Perez yang mewakili Klub Pendiri sepertinya memiliki segala amunisi untuk head to head secara langsung dengan UEFA, bahkan induk organisasi sepakbola dunia (FIFA).
Di titik ini, kita sebagai penikmat sepakbola seperti dihadapkan pada duel Klub Pendiri yang memiliki kekuatan serta pamor dan UEFA yang juga memiliki kekuatan dan regulasi.

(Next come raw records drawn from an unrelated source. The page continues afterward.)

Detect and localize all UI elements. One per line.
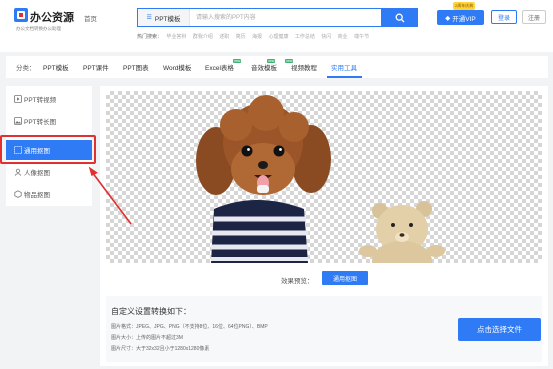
hot-search-words: 热门搜索： 毕业答辩 群我介绍 述职 简历 海报 心理健康 工作总结 快闪 商业… — [137, 33, 374, 40]
category-ppt-template[interactable]: PPT模板 — [43, 62, 69, 72]
vip-promo-badge: 2周年庆典 — [453, 2, 476, 10]
tool-main-panel: 效果预览： 通用抠图 自定义设置转换如下： 图片格式：JPEG、JPG、PNG（… — [100, 86, 548, 366]
category-tools[interactable]: 实用工具 — [331, 62, 357, 72]
sidebar-item-label: 物品抠图 — [24, 192, 50, 199]
dimension-requirement: 图片尺寸：大于32x32且小于1280x1280像素 — [111, 346, 210, 352]
new-badge: new — [285, 59, 294, 63]
login-button[interactable]: 登录 — [491, 10, 517, 24]
new-badge: new — [267, 59, 276, 63]
annotation-highlight-box — [0, 135, 96, 164]
category-excel[interactable]: Excel表格 new — [205, 59, 242, 72]
image-icon — [14, 117, 22, 125]
settings-panel: 自定义设置转换如下： 图片格式：JPEG、JPG、PNG（不支持8位、16位、6… — [106, 296, 542, 362]
hot-word[interactable]: 群我介绍 — [193, 34, 213, 40]
category-bar: 分类： PPT模板 PPT课件 PPT图表 Word模板 Excel表格 new… — [6, 56, 548, 78]
home-link[interactable]: 首页 — [84, 13, 97, 23]
category-sound[interactable]: 音效模板 new — [251, 59, 277, 72]
logo-subtitle: 办公文档转换办公助理 — [16, 26, 61, 31]
category-sound-label: 音效模板 — [251, 65, 277, 72]
poodle-dog-image — [196, 95, 445, 263]
hot-word[interactable]: 述职 — [219, 34, 229, 40]
category-excel-label: Excel表格 — [205, 65, 234, 72]
category-ppt-courseware[interactable]: PPT课件 — [83, 62, 109, 72]
new-badge: new — [233, 59, 242, 63]
logo-title: 办公资源 — [30, 12, 74, 24]
hot-word[interactable]: 海报 — [252, 34, 262, 40]
sidebar-item-ppt-to-long-image[interactable]: PPT转长图 — [6, 111, 92, 131]
menu-icon: ☰ — [146, 15, 152, 21]
hot-word[interactable]: 毕业答辩 — [166, 34, 186, 40]
hot-search-label: 热门搜索： — [137, 34, 163, 40]
search-category-label: PPT模板 — [154, 15, 181, 23]
sidebar-item-portrait-cutout[interactable]: 人像抠图 — [6, 162, 92, 182]
choose-file-button[interactable]: 点击选择文件 — [458, 318, 541, 341]
hot-word[interactable]: 端午节 — [354, 34, 369, 40]
sidebar-item-ppt-to-video[interactable]: PPT转视频 — [6, 89, 92, 109]
register-button[interactable]: 注册 — [522, 10, 546, 24]
hot-word[interactable]: 商业 — [338, 34, 348, 40]
portrait-icon — [14, 168, 22, 176]
size-requirement: 图片大小：上传的图片不超过3M — [111, 335, 183, 341]
hot-word[interactable]: 心理健康 — [268, 34, 288, 40]
site-logo[interactable]: 办公资源 办公文档转换办公助理 — [14, 8, 74, 38]
open-vip-label: 开通VIP — [452, 15, 476, 23]
format-requirement: 图片格式：JPEG、JPG、PNG（不支持8位、16位、64位PNG）、BMP — [111, 324, 268, 330]
preview-mode-button[interactable]: 通用抠图 — [322, 271, 368, 285]
cutout-preview-canvas — [106, 91, 542, 263]
play-video-icon — [14, 95, 22, 103]
search-button[interactable] — [381, 8, 418, 27]
search-category-select[interactable]: ☰ PPT模板 — [138, 9, 190, 26]
hot-word[interactable]: 工作总结 — [295, 34, 315, 40]
category-word-template[interactable]: Word模板 — [163, 62, 191, 72]
category-video-label: 视频教程 — [291, 65, 317, 72]
category-ppt-chart[interactable]: PPT图表 — [123, 62, 149, 72]
settings-title: 自定义设置转换如下： — [111, 307, 191, 316]
top-header: 办公资源 办公文档转换办公助理 首页 ☰ PPT模板 热门搜索： 毕业答辩 群我… — [0, 0, 553, 52]
category-video-tutorial[interactable]: 视频教程 new — [285, 59, 317, 72]
sidebar-item-label: 人像抠图 — [24, 170, 50, 177]
category-label: 分类： — [16, 65, 36, 72]
hot-word[interactable]: 简历 — [236, 34, 246, 40]
preview-label: 效果预览： — [281, 278, 314, 285]
sidebar-item-label: PPT转长图 — [24, 119, 57, 126]
active-tab-underline — [327, 76, 362, 78]
logo-icon — [14, 8, 28, 22]
diamond-icon: ◆ — [445, 14, 451, 22]
sidebar-item-label: PPT转视频 — [24, 97, 57, 104]
search-bar: ☰ PPT模板 — [137, 8, 418, 27]
object-icon — [14, 190, 22, 198]
hot-word[interactable]: 快闪 — [321, 34, 331, 40]
open-vip-button[interactable]: ◆ 开通VIP — [437, 10, 484, 25]
search-input[interactable] — [196, 12, 371, 23]
sidebar-item-object-cutout[interactable]: 物品抠图 — [6, 184, 92, 204]
search-icon — [395, 13, 404, 22]
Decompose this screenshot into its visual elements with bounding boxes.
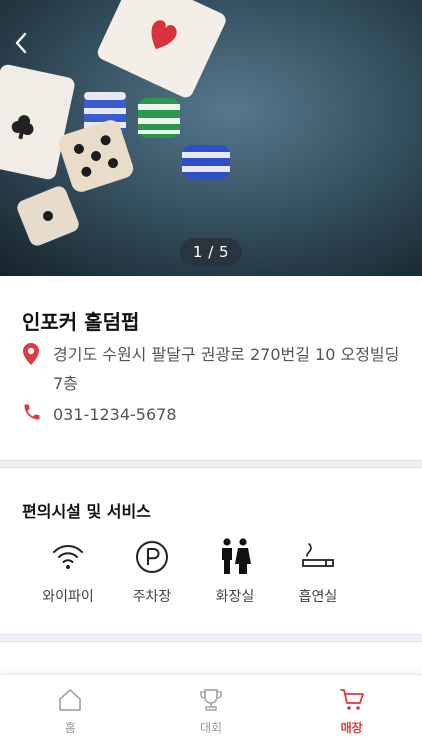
- location-pin-icon: [23, 343, 39, 365]
- store-phone[interactable]: 031-1234-5678: [53, 405, 177, 424]
- nav-item-home[interactable]: 홈: [0, 675, 141, 750]
- parking-icon: [136, 541, 168, 573]
- store-address: 경기도 수원시 팔달구 권광로 270번길 10 오정빌딩 7층: [53, 345, 400, 393]
- restroom-icon: [222, 538, 251, 574]
- facility-restroom: 화장실: [195, 538, 275, 606]
- phone-row[interactable]: 031-1234-5678: [22, 402, 177, 426]
- nav-item-tournament[interactable]: 대회: [141, 675, 282, 750]
- facility-parking: 주차장: [112, 538, 192, 606]
- bottom-navigation: 홈 대회 매장: [0, 674, 422, 750]
- smoking-icon: [302, 543, 334, 567]
- facility-label: 주차장: [132, 589, 172, 605]
- cart-icon: [339, 689, 364, 710]
- home-icon: [59, 689, 82, 711]
- image-pager: 1 / 5: [180, 238, 242, 266]
- nav-label: 홈: [64, 721, 76, 735]
- nav-label: 매장: [340, 721, 363, 735]
- facilities-title: 편의시설 및 서비스: [22, 502, 151, 521]
- facility-label: 와이파이: [42, 589, 94, 605]
- chevron-left-icon: [15, 32, 27, 54]
- store-info-section: 인포커 홀덤펍 경기도 수원시 팔달구 권광로 270번길 10 오정빌딩 7층…: [0, 276, 422, 460]
- section-divider: [0, 634, 422, 642]
- section-divider: [0, 460, 422, 468]
- hero-image-carousel[interactable]: 1 / 5: [0, 0, 422, 276]
- facilities-section: 편의시설 및 서비스 와이파이 주차장 화장실 흡연실: [0, 468, 422, 634]
- nav-label: 대회: [199, 721, 223, 735]
- facility-label: 흡연실: [298, 589, 338, 605]
- nav-item-store[interactable]: 매장: [281, 675, 422, 750]
- phone-icon: [24, 404, 40, 420]
- trophy-icon: [200, 689, 222, 711]
- store-name: 인포커 홀덤펍: [22, 310, 140, 334]
- facility-wifi: 와이파이: [28, 538, 108, 606]
- address-row: 경기도 수원시 팔달구 권광로 270번길 10 오정빌딩 7층: [22, 340, 412, 398]
- poker-photo: [0, 0, 422, 276]
- facility-label: 화장실: [215, 589, 255, 605]
- back-button[interactable]: [14, 32, 42, 60]
- facility-smoking: 흡연실: [278, 538, 358, 606]
- wifi-icon: [53, 545, 83, 569]
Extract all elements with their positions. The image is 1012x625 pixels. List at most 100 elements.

Pro dan kontra menyoal European Super League akan terus bergulir. Klub Pendiri bersikukuh dengan keinginannya, sementara UEFA juga masih bersikeras bahwa ajang tersebut adalah breakaway league yang ilegal.
Begitu juga dengan fans sepakbola di manapun berada. Ada yang setuju dengan ide European Super League. Ada pula yang secara keras menolaknya.
Satu yang pasti, Klub Pendiri membuka lebar pintu diskusi dengan UEFA mengenai ide dan implementasi European Super League. Artinya, ada ruang untuk berkompromi.
Kita, ada baiknya jangan buru-buru menghakimi bahwa ada yang salah dan benar dari cerita besar ini. Nikmati saja drama yang sedang terjadi.
Siapa tahu, jika diskusi yang diinginkan Klub Pendiri dengan UEFA terkabul, kompetisi yang satu ini justru menjadi kenyataan. Mungkin dengan sejumlah format yang disesuaikan.
Toh, kalau pada akhirnya sama-sama beroleh uang banyak, semua pasti senang.